Statistics from the LSL House Price index found annual rent rises have fallen to 0.6 per cent, less than half the latest rate of CPI inflation at 1.6 per cent.
David Brown, commercial director for LSL Property Services, said while this was good news for renters, with their wage growth offsetting any rise in rates, it could put more pressure on buy-to-let investors.
In absolute terms the average amount charged by property investors in England and Wales has risen by just £5 in the past 12 months, standing at £741 a month, compared with £734 in April 2013.
Despite the slowing rental income growth, there are still 10 hot-spots where buy-to-let investors are seeing better returns than in April 2013.
According to the data, the highest annual increase is in the South-West, with rents up 4.3 per cent since April 2013, while London, Wales and the South East have all seen meagre rent rises, up by just 0.6 per cent since April 2013.
Despite this, Mr Brown said schemes such as Funding for Lending had helped banks free up cash to support buy-to-let investors as they picked up properties across the UK
He said: “Improved mortgage lending is helping landlords to expand their portfolios in many areas of the country.
“And while every corner of England and Wales has its own local market, the overall trend is clear.”
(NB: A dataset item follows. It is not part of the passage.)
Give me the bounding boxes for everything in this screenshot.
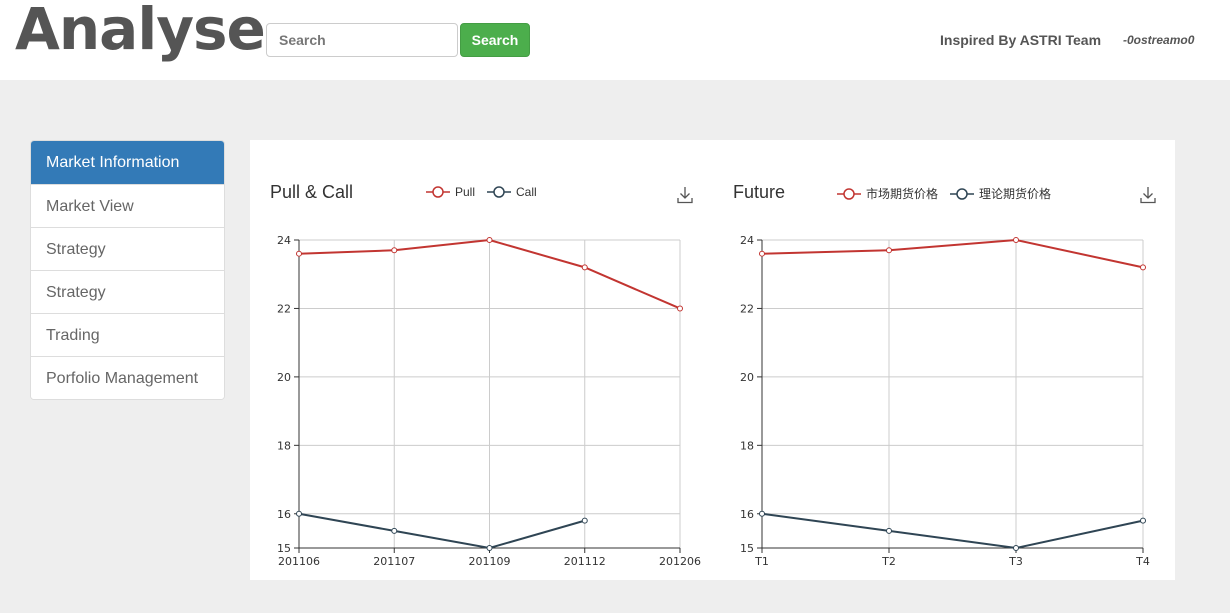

Andy Frankish, new homes director for national mortgage adviser Mortgage Advice Bureau, said there was a lack of homes for buying or renting. “With increasing consumer demand likely to continue, it is now up to the construction market to respond by ramping up production of new homes,” he said. “Government data shows the number of new-builds started in 2013/14 was 133,650 – the highest in five years. However, there is still some way to go before we reach pre-recession levels.”